Но я вначале этого не знал. Что я знал, так это было то, что передо мной была этакая снобско-академическая царевна Несмеяна и мне предстояло ее рассмешить, развеселить и, главное, развлечь. Мне говорили, что это трудно и надо делать аккуратно, ибо он к тому же и обидчив, но я вдохновился этой задачей и приступил к ней обстоятельно, с подготовкой, не торопясь...

Тут как раз выдался случай – в конце моего первого семестра в Мичигане я наткнулся в коридоре на Титюника, который, как ему было свойственно, был мрачнее мрачного, так или иначе мы зацепились языками, и я у него спросил о чем будет его «про-семинар» который он, судя по расписанию курсов, собирается вести в следующем семестре?

 «Да кто его к бесам знает, о чем он будет? – ответил Титюник с полной безнадежностью. – Разве кому-либо что-либо тут интересно? При такой студеческой тупости и отсутствии увлеченности руки опускаются. Нету у меня идей...»

«Вот, может вы, господин Иоффе (он меня, как и всех студентов мужского пола называл только по фамилии), чего подскажете. Вы человек свежий на кафедре, может вы принесли какие-нибудь новые идеи».

И надо сказать, что идеи у меня были. В те годы – 25 лет от роду – я был просто какой-то машиной по производству идей. Они из меня просто сыпались как горох. Я мало знал и понимал, как их приводить в жизнь, но темы для исследований, грантов, статей, рассказов, романов, пьес, фильмов из меня так и изливались.

В это время, как раз мы у в классе по древнерусской литературе упоминавшегося ранее профессора Горация Дьюи, проходили очень увлекшую меня тему русского юродства, а за ней следом творчество Протопопа Аввакума. И эта тематика меня сильно вдохновила. А тут к тому же из Нью Йорка я привез с собой страстное увлечение творчеством Василия Розанова, о котором еще в Квинс-колледже у моей старушки я писал довольно интересные работы.

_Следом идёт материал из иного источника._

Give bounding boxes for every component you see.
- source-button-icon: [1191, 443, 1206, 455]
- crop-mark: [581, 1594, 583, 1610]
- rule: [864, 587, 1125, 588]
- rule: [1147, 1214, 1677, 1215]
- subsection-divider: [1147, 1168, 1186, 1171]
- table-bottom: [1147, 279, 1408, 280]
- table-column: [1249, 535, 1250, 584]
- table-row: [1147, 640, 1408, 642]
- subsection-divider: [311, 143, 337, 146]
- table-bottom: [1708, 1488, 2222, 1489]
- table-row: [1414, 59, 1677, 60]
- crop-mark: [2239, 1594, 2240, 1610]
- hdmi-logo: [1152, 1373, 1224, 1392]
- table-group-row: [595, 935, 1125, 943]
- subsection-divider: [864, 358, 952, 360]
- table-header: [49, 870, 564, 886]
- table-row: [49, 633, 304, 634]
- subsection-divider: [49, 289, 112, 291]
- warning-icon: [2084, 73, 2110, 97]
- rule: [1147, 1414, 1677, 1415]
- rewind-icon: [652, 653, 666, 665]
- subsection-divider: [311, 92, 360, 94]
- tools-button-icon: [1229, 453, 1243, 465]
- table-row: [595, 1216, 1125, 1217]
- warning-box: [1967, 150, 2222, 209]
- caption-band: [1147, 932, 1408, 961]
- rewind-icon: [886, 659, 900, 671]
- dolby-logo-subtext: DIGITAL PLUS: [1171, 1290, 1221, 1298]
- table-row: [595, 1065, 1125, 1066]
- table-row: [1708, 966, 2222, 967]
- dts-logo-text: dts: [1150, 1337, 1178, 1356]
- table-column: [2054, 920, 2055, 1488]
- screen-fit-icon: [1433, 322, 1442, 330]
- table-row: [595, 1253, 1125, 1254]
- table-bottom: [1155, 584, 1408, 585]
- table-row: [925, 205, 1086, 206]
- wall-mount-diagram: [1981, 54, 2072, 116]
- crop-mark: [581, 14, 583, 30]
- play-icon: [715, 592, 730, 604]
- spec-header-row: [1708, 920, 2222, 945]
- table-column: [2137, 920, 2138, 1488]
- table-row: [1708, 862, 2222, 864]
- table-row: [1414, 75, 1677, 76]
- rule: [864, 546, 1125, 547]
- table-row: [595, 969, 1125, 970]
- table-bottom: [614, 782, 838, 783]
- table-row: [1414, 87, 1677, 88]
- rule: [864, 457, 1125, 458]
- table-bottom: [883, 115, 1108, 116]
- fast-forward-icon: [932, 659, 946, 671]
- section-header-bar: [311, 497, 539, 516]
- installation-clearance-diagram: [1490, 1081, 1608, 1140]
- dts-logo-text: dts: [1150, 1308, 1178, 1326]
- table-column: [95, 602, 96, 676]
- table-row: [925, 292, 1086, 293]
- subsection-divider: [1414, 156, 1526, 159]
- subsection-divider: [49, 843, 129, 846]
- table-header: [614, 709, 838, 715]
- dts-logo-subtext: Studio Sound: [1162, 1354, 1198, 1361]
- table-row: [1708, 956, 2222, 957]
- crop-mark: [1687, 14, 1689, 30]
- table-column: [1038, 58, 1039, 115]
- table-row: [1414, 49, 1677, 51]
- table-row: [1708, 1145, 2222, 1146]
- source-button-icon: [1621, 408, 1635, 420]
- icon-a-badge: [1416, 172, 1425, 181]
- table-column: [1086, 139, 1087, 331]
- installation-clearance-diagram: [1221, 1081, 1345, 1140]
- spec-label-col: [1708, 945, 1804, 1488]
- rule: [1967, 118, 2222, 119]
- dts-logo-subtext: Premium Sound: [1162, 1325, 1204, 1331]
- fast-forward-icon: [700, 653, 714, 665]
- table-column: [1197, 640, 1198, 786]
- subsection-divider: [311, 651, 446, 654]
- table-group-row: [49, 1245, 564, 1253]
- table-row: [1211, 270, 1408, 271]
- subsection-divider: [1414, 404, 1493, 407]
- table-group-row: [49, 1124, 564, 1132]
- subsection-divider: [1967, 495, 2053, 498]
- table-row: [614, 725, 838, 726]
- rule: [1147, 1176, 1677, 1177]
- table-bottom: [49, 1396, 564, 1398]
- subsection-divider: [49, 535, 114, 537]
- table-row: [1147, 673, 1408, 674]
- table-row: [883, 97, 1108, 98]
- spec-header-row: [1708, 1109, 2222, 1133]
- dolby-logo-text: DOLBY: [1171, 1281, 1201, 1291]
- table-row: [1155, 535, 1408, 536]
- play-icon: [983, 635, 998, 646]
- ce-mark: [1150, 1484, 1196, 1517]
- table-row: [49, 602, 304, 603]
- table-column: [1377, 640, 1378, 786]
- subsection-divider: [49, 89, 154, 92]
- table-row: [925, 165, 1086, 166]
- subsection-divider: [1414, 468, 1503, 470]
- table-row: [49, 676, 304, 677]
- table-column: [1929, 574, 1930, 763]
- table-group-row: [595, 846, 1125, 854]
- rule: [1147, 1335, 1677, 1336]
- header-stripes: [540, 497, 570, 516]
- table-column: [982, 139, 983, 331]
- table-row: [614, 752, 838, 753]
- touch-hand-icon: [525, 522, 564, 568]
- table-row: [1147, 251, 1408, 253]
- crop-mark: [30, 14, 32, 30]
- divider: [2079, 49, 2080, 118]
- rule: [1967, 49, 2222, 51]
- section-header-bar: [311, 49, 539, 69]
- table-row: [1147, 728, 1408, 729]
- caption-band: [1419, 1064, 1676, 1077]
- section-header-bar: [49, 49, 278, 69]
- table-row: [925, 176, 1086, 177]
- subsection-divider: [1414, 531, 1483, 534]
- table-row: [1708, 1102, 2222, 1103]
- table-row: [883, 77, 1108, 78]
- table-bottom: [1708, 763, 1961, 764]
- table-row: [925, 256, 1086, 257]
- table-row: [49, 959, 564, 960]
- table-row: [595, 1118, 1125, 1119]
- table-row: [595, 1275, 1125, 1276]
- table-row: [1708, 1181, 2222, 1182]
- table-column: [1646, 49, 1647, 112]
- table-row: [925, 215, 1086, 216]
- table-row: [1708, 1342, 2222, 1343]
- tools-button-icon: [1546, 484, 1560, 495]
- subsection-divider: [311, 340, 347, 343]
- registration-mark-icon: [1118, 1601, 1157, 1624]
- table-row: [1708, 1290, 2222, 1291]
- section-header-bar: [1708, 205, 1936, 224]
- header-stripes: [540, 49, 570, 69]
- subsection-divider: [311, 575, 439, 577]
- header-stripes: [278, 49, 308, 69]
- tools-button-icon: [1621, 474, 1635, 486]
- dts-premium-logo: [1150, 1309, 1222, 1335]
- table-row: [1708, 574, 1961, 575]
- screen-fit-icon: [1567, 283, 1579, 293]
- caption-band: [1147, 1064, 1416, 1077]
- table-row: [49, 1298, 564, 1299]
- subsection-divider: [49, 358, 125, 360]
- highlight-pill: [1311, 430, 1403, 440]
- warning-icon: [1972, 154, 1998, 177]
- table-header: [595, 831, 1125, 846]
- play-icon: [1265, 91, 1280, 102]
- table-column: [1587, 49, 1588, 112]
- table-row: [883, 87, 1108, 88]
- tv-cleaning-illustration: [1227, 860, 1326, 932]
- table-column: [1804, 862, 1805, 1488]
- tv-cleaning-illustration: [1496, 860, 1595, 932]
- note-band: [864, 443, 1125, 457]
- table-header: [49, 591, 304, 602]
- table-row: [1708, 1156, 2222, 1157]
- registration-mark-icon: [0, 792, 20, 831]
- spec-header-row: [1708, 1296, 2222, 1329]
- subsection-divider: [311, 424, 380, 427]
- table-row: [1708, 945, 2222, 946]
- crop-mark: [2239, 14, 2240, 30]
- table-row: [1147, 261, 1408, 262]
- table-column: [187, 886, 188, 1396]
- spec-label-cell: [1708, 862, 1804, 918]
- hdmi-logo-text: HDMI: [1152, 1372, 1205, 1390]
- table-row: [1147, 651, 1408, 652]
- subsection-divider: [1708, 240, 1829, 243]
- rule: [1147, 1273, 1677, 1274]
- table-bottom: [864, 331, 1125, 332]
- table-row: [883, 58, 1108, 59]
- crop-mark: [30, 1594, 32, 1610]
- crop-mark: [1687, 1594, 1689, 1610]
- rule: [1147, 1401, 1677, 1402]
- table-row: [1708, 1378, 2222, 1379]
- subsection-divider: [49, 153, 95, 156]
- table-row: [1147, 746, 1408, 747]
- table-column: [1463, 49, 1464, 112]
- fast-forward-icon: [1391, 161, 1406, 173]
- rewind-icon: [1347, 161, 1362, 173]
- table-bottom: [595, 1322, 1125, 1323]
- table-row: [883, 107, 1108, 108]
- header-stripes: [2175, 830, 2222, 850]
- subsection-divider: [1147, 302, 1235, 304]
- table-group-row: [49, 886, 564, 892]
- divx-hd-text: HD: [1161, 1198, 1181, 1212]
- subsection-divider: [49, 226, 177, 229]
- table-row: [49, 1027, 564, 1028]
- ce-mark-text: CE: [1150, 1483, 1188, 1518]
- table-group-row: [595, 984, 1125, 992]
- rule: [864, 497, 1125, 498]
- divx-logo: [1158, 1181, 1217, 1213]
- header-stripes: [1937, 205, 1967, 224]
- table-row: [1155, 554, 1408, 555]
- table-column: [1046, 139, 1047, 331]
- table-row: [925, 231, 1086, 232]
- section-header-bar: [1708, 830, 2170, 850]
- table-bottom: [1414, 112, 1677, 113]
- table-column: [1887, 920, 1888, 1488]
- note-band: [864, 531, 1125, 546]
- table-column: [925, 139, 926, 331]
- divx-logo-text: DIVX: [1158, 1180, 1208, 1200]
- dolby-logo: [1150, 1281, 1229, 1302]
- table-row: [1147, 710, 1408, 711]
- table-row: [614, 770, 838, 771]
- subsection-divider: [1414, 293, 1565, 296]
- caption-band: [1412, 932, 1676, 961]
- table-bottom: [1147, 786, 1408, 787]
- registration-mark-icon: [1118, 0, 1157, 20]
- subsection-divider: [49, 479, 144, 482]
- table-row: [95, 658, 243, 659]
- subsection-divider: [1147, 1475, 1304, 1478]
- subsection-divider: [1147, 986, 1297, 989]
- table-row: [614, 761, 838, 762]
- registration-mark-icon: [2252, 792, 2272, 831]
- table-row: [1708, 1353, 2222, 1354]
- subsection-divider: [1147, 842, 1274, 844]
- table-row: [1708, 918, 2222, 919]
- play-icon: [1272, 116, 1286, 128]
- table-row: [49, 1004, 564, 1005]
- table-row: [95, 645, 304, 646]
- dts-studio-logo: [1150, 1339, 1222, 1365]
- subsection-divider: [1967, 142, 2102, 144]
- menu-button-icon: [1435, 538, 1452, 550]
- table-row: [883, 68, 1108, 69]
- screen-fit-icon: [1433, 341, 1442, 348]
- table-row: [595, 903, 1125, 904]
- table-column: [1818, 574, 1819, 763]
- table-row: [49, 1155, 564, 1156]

И вот как-то вечером, дома при чтении Розанова меня вдруг осенило, и я говорю жене Соне: «Слушай, а что, если я предложу Титюнику провести семинар по сравнению трудов Аввакума и Розанова?»

Соня была знакома с творчеством обоих в основном от меня, понаслышке, но понимала, что анализ одного Розанова – это уже из области высшего пилотажа в критическом анализе русской литературы. А тут еще и Аввакум... «Да, – сказала она, – если Титюника, это заинтересует, то это установит твою репутацию, как очень крутого, мыслящего, оригинального студента».

Что и требовалось...

Нутро мне подсказывало, что Титюника этот сюжет может заинтересовать. Тут еще примешивался момент определенного задирательства с моей стороны: ты, мол, хочешь сложного и необычного, а как насчет вот такой вот темки? На каждом углу, чай, не валяется...

Через пару дней заглядываю я к Титюнику в офис и говорю, есть, мол тема!

Он садится поудобнее в свое кресло у письменного стола и потирает руки, как это он всегда делал перед чем-то, что обещало приключение. Причем приключение могло обернуться чем угодно – представить ему, Титюнику, полного глупца, или наоборот – порадовать всплеском оригинальности. Он был готов к любому раскладу и приветствовал любой, и с ним возможность либо смешать говорящего с потоками едкой иронии, или наоборот, дать щедрую, одобряющую оценку. И так уселся он, потер руки и смотрит на меня, как щука на уклейку: «Да, Господин Иоффе, что же у вас за такая идея?»

«А вот, говорю, что, если нам посвятить ваш семинар сравнению творчества Василия Розанова и Протопопа Аввакума?»

Я гляжу на Титюника и вижу, что попал в точку. Он аж весь засветился изнутри.

«А не сложно ли будет, вам господин Иоффе? Материя-то непростая?» – вкрадчиво говорит он.

«Нет, говорю, у меня много идей по этому поводу и есть чего сказать», – я был молод и нахален, плюс у меня таки и были идеи насчет этих двух автров.

«Ну ладно, господин Иоффе. Имейте в виду, вы предложили эту тему. Давайте попробуем. Это будет необычно, но тут есть шанс, что этот семинар, развеет хоть немного обычную скуку. Спасибо. И готовьтесь!»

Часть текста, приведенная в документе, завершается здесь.